More than ever, the president claims, there's "no time for excuses." Here's why:  "in today's hyperconnected, hypercompetitive world . . . nobody is going to give you anything you haven't earned. And whatever hardships you may experience because of your race. They pale in comparison in comparison to the hardships previous generations endured--and overcame."  The news here is good and bad, but mostly good. The excuse of race-based hardship makes less sense than ever.  We live, more than ever, in a meritocracy based on productivity. And that's thanks, in great measure, to the courage and competence of black men and women--particularly Morehouse Men--in the past.   

It's here, finally, that the president praises the virtues connected with being productive, being judged according to the relevant qualities of character and competence--and nothing else--in today's rigorous competition for money and power. Surely some conservatives could go into a polemic against affirmative action here. But you couldn't expect a Democrat to do that, and that wouldn't have been classy for anyone, given the audience of justifiably proud black men. The Democratic president is certainly praising the ennobling challenges of a genuinely free market.
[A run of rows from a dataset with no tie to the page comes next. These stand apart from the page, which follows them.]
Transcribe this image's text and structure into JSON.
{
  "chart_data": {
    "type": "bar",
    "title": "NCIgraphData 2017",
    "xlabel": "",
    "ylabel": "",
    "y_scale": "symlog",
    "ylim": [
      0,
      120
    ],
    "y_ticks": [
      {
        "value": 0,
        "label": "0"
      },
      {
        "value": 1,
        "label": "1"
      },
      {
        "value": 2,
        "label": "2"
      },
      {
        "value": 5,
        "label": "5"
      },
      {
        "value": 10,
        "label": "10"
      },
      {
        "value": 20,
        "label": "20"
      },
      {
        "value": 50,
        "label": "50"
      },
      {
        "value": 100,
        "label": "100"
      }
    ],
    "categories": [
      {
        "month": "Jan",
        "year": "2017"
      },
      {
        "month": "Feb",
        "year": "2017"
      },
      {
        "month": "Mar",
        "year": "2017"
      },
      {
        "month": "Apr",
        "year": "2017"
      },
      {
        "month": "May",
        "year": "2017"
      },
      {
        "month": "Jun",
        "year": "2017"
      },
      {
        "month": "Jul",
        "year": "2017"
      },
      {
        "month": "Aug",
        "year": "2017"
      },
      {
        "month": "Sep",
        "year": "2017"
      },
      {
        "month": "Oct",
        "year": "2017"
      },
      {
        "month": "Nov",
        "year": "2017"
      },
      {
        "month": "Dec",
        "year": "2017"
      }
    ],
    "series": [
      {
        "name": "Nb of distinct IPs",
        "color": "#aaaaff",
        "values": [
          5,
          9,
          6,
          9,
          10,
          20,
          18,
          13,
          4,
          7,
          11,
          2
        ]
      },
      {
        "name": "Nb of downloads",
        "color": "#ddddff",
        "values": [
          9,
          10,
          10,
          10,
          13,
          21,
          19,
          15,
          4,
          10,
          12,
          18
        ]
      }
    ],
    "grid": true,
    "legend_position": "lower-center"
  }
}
The remainder of the speech was rather uneven. I wish the president has stopped after he said:  "You now fail from a lineage of legacy of immeasurably strong men. . . . They knew full well the role racism played in their lives. But when it came to their own accomplishments and sense of purpose, they had time for excuses."

Give the president his due. He showed himself, in his best moments, to be a Morehouse Man. He didn't tell his fellow men anything they didn't already know. But when it comes to praising noble, truthful displays of moral virtue, maybe there just isn't much new to be known.
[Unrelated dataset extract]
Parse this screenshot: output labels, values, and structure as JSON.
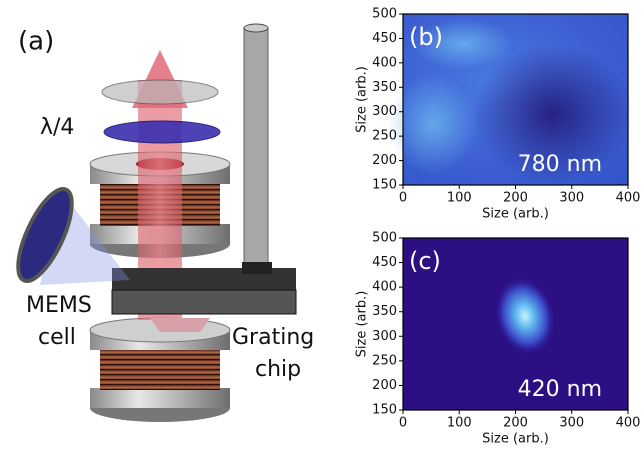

The lesson for liberal education is that it isn't nearly enough to say mouth platitudes about the purpose of life being more than money and power, and that everyone should be socially responsible, have a cause greater than oneself, give something back, yada, yada. It's about teaching about and inculcating through example and disciplined learning what allows men to rise above their circumstances and take responsibility for themselves and those less fortunate. The president's speech is remarkable--and a lesson to every professor and administrator in the land--insofar as it has called to mind all that is great about the Morehouse Man.